Zunächst möchte ich durch die Darlegung der von mir als am wichtigsten empfundenen Grundlagen der Montessori-Pädagogik ein solides Fundament schaffen, auf dem die anschließend dargelegten Ausführungen zur Mathematikdidaktik nach Montessori teils als sich logisch daraus ergebende Konsequenzen fußen. Der didaktische Hintergrund hinter dem gezielten Einsatz der umfangreichen Mathematikmaterialien soll hierbei gesondert behandelt werden. Abschließend schildere ich auf Basis der Befragungen der Mitarbeiter der Escuela de Sueños de Luisa und meiner eigenen Beobachtungen die Erfahrungen bezüglich der benannten Schule, insbesondere zu deren unterrichtspraktischer Realisierung der Vorstellungen Montessori hinsichtlich der Kultivierung des mathematischen Geistes. Ich beziehe mich im Wesentlichen auf die vielfältigen Schriften Maria Montessoris, aber auch auf Publikationen von deren Sohn Mario Montessori sowie Drenckhahn, Klein, Menges und Thom (u.a.).
Inhaltsverzeichnis
I Einführung
II Grundlagen der Montessori-Pädagogik
II.1 Das Kind als Baumeister seiner selbst
II.2 Entwicklungsphasen nach Montessori
II.2.1 Die sensiblen Perioden
II.2.2 Erste Entwicklungs- und Erziehungsstufe
II.2.3 Zweite Entwicklungs- und Erziehungsstufe
II.2.4 Dritte Entwicklungs- und Erziehungsstufe
II.3 Vorbereitete Umgebung
II.4 Freie Arbeit
III Mathematische Bildung nach Montessori
III.1 Didaktische Ansätze
III.2 Materialieneinsatz
IV Escuela de Sueños de Luisa
IV.1 Die Schule – Projekthintergrund
IV.2 Mathematische Bildung
V Fazit
VI Literaturverzeichnis
I Einführung
Während im Rahmen der Diskussionen über die teilweise zutiefst beunruhigenden Ergebnisse verschiedener internationaler, auf die Evaluierung von Schülerkompetenzen abzielender Studien wie PISA, TIMMS, oder IGLU häufig nur das Verstellen einzelner Stellschrauben innerhalb unseres deutschen Schulsystem eingefordert wird, wirken Maria Montessoris Ideen einer das Individuum in respektvoller Weise bei seiner freien Persönlichkeitsentfaltung unterstützenden Pädagogik trotz deren Alters geradezu revolutionär. Inwiefern die Ansätze Montessoris eine sinnvolle Implementierung in den Mathematikunterricht sein können, ist das tragende Thema dieser Arbeit. Die Vorstellung des Wirkens der während eines Aufenthaltes in Nicaragua von mir besuchten Escuela de Sueños de Luisa soll diese Arbeit mit einem praxispädagogischen Einblick komplettieren.

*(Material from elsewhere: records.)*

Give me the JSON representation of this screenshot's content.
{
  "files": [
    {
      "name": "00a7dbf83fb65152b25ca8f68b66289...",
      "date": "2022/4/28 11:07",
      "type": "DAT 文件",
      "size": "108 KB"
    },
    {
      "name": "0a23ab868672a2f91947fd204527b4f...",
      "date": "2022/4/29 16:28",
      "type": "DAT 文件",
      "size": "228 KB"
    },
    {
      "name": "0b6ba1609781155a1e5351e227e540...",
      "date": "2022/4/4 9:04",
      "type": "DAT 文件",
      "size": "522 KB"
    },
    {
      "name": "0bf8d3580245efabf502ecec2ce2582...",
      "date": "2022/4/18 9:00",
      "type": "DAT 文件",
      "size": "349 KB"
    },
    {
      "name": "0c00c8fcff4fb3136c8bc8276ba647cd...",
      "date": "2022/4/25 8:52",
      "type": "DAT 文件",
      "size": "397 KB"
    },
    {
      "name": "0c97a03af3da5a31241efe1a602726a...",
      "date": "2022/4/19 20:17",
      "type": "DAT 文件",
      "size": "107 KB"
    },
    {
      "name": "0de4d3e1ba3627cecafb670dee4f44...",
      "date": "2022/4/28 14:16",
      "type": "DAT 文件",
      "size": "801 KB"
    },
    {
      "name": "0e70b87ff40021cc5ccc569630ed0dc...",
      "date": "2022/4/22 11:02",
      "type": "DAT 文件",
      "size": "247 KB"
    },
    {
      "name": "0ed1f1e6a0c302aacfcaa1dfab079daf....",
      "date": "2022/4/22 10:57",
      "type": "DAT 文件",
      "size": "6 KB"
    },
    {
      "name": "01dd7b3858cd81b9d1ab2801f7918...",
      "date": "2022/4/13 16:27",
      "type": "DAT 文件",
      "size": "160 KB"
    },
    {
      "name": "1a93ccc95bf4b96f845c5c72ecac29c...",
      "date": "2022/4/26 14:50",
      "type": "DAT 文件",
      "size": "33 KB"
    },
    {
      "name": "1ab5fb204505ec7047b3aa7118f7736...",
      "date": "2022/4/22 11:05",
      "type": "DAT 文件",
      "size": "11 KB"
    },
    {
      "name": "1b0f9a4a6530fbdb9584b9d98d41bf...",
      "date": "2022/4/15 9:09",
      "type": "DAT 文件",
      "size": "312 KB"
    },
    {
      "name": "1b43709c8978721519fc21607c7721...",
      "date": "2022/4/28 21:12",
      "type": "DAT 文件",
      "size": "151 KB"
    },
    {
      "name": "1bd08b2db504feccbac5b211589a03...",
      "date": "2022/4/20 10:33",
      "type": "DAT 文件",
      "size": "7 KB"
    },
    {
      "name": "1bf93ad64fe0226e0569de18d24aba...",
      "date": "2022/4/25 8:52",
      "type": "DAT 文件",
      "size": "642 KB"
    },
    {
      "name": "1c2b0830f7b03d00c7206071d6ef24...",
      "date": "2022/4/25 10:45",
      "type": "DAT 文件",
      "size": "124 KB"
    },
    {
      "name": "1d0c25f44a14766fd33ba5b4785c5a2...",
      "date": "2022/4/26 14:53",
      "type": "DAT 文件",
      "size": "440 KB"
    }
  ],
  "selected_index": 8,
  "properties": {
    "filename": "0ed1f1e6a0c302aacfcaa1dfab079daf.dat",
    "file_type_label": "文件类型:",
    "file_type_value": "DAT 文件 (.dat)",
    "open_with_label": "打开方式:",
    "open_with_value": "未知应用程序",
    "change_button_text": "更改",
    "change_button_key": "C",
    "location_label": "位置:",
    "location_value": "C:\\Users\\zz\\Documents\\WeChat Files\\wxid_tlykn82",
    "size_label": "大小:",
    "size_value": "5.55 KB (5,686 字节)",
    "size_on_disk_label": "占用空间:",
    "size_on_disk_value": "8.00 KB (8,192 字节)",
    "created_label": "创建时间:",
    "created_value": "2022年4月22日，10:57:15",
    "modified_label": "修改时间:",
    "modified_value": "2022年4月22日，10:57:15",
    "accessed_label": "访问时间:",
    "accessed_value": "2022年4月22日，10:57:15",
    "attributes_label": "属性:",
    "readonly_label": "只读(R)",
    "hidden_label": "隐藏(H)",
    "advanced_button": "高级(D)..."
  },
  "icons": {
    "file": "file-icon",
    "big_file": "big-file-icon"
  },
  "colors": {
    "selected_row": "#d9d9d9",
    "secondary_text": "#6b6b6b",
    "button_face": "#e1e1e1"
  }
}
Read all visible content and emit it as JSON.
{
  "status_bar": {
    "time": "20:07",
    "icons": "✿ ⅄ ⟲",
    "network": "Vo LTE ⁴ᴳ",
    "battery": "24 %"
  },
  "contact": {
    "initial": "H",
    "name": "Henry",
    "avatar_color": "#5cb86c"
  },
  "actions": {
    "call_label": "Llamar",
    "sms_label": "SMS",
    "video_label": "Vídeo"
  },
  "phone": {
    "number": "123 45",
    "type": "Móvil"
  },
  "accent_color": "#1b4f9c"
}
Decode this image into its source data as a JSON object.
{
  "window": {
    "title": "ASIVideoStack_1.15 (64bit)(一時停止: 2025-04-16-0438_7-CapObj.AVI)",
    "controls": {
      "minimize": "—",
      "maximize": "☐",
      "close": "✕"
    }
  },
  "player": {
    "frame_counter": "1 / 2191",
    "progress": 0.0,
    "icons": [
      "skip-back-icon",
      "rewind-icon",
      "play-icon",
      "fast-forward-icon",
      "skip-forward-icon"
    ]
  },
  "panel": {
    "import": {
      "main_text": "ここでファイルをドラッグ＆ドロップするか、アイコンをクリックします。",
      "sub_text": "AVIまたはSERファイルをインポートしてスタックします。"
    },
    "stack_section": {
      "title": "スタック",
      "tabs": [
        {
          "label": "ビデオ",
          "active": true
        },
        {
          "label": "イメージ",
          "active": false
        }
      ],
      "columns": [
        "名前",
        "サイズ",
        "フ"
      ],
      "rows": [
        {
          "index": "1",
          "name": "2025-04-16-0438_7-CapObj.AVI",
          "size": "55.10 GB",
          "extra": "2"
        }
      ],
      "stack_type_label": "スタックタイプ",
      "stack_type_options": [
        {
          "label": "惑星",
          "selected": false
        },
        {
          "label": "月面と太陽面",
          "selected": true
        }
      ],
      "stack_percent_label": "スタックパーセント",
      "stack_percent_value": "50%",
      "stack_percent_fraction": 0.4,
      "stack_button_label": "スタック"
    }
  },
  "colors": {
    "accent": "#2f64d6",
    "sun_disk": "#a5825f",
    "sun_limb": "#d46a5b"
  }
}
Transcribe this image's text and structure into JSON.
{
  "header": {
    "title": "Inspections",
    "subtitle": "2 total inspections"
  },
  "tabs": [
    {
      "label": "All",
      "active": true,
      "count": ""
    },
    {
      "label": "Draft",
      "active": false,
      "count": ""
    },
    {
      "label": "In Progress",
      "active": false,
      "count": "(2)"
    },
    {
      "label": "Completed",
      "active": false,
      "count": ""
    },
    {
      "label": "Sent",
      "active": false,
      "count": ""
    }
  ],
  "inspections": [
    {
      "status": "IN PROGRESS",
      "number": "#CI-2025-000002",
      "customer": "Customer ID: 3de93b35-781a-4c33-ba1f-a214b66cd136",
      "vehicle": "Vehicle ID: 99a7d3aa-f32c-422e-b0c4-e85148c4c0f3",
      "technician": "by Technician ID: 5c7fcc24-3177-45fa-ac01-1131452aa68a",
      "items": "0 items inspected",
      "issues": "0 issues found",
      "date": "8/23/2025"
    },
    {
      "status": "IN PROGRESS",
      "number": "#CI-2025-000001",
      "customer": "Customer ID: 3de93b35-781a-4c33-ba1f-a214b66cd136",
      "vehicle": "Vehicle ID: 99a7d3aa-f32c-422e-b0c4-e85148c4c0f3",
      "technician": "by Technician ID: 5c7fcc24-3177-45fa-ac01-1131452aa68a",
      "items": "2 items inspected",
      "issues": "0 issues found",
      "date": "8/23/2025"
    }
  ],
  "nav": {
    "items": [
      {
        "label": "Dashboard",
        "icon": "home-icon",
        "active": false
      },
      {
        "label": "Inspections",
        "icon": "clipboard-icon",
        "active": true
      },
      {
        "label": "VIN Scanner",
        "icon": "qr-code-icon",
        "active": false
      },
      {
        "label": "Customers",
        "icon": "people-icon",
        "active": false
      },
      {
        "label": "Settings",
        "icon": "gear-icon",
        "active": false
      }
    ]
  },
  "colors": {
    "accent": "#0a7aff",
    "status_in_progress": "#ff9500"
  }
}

Zunächst möchte ich durch die Darlegung der von mir als am wichtigsten empfundenen Grundlagen der Montessori-Pädagogik ein solides Fundament schaffen, auf dem die anschließend dargelegten Ausführungen zur Mathematikdidaktik nach Montessori teils als sich logisch daraus ergebende Konsequenzen fußen. Der didaktische Hintergrund hinter dem gezielten Einsatz der umfangreichen Mathematikmaterialien soll hierbei gesondert behandelt werden. Abschließend schildere ich auf Basis der Befragungen der Mitarbeiter der Escuela de Sueños de Luisa und meiner eigenen Beobachtungen die Erfahrungen bezüglich der benannten Schule, insbesondere zu deren unterrichtspraktischer Realisierung der Vorstellungen Montessori hinsichtlich der Kultivierung des mathematischen Geistes. Ich beziehe mich im Wesentlichen auf die vielfältigen Schriften Maria Montessoris, aber auch auf Publikationen von deren Sohn Mario Montessori sowie Drenckhahn, Klein, Menges und Thom (u.a.).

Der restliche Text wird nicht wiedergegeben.